Не торопясь подходили к дому. Уже на расстоянии услышали громкий, какой-то остервенелый лай Пальмы. Ускорили шаг. Пальма, привязанная на время их отсутствия вблизи от калитки, металась за невысоким заборчиком, прыгала на него.
— Пальма! Пальма! — закричал Вася и побежал к дому.
Пальма обернулась к нему, потом снова начала ожесточенно лаять.
По дорожке, ведущей вдоль железнодорожного полотна, оглядываясь, шагал какой-то сутуловатый мужчина в стеганке.
— Ну, не лай, не лай, Пальмочка! — открыв калитку и подбежав к собаке, уговаривал ее Вася.
— Собака должна лаять! — сурово сказала Анисья Кондратьевна. — На то она и сторож. Раз чужого видит, должна знак подавать…
«Пальма лает давно, — размышляла бабушка. — Значит, этот бродяга порядком здесь околачивается. Чего он тут выслеживал?»
Торопливым шагом, уже не оглядываясь, незнакомец шел по направлению к станции.
28
В школе было родительское собрание. Лида Соболева знала, что мама ее на собрание придет. Знала, приблизительно, что скажет маме Прасковья Михайловна:
«У Лиды все пятерки. Есть одна четверка по английскому языку и одна четверка по черчению. Могла бы, конечно, учиться на одни пятерки…»
В этот вечер Соболева дежурила в пионерской комнате. Когда она уходила из школы, собрания в нескольких классах уже кончились.
Улица была освещена слабо. Впереди Лиды медленно шли две женщины. До нее донеслись слова, сказанные одной из них, высокой, в светлом пальто. Вторая что-то негромко ответила. В ее полной фигуре Лида узнала вдруг Прасковью Михайловну.
— Нет у Юры настойчивости, самодисциплины, — снова заговорила высокая женщина. — Я часто уезжаю в командировку, и всегда, как только уеду, у него в учении начинается «черная полоса». Чувствует, что контроль над ним ослаб, и нахватает двоек…
Дальше Лида не стала слушать. Она перешла на другую сторону улицы.
«Какой же это Юра учится в нашем классе? Буравлев? Так его маму я знаю… Да, новенький у нас есть, Логунов».
На другой день, на уроке арифметики, случился инцидент, на который почти никто не обратил внимания.

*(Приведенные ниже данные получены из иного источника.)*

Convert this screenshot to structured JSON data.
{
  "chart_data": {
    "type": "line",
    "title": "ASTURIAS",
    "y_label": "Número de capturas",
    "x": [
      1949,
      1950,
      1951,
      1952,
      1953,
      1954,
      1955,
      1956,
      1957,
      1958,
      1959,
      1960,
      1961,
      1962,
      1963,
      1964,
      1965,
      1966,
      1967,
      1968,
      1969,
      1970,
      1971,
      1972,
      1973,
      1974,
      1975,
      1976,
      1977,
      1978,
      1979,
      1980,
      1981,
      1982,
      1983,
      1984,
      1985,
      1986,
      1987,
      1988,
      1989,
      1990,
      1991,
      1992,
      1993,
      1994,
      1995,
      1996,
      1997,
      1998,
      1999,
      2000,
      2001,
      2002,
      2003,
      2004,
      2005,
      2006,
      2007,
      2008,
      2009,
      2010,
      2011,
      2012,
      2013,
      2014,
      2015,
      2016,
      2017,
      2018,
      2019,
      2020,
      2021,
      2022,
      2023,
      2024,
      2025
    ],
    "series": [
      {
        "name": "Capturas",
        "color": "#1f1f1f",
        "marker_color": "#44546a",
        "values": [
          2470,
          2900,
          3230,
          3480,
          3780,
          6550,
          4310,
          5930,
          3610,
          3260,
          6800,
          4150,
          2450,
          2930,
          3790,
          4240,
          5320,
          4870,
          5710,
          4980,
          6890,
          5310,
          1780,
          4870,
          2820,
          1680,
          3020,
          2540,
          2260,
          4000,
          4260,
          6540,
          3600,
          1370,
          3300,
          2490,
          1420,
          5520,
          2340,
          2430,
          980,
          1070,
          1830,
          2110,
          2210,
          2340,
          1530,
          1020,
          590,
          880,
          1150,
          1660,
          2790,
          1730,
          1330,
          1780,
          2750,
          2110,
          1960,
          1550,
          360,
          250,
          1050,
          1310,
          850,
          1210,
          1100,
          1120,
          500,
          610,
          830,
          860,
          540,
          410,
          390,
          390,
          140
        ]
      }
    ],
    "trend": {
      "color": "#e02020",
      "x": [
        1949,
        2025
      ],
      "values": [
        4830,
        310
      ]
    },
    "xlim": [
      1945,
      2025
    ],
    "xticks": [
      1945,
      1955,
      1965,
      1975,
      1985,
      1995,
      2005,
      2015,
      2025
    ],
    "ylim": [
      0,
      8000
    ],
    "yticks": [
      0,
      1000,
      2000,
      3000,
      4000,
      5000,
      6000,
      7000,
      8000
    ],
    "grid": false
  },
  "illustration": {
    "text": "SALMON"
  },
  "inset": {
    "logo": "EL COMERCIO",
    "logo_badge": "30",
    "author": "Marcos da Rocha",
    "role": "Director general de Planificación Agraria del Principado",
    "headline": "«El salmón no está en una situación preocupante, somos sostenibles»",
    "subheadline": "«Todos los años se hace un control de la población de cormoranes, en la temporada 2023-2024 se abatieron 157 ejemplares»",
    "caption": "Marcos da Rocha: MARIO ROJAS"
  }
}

Класс решал задачи. Соболева справилась быстро. Оглянулась на товарищей. В скучающей позе сидела Рая Давидович, очевидно, она тоже решила задачу.
У Юры Логунова, по-видимому, дело не ладилось. Он несколько раз поднимал глаза на классную доску, потом опускал их в тетрадь. Рука его машинально крутила ручку.
Неужели у него уже началась «черная полоса»?
К Юре подошел учитель математики Павел Романович. Что-то коротко спросил. Показал карандашом на одно из действий и отправился дальше между партами.
Юра склонился над тетрадью, начал быстро писать, но опять остановился. Задумался, глядя куда-то в пол.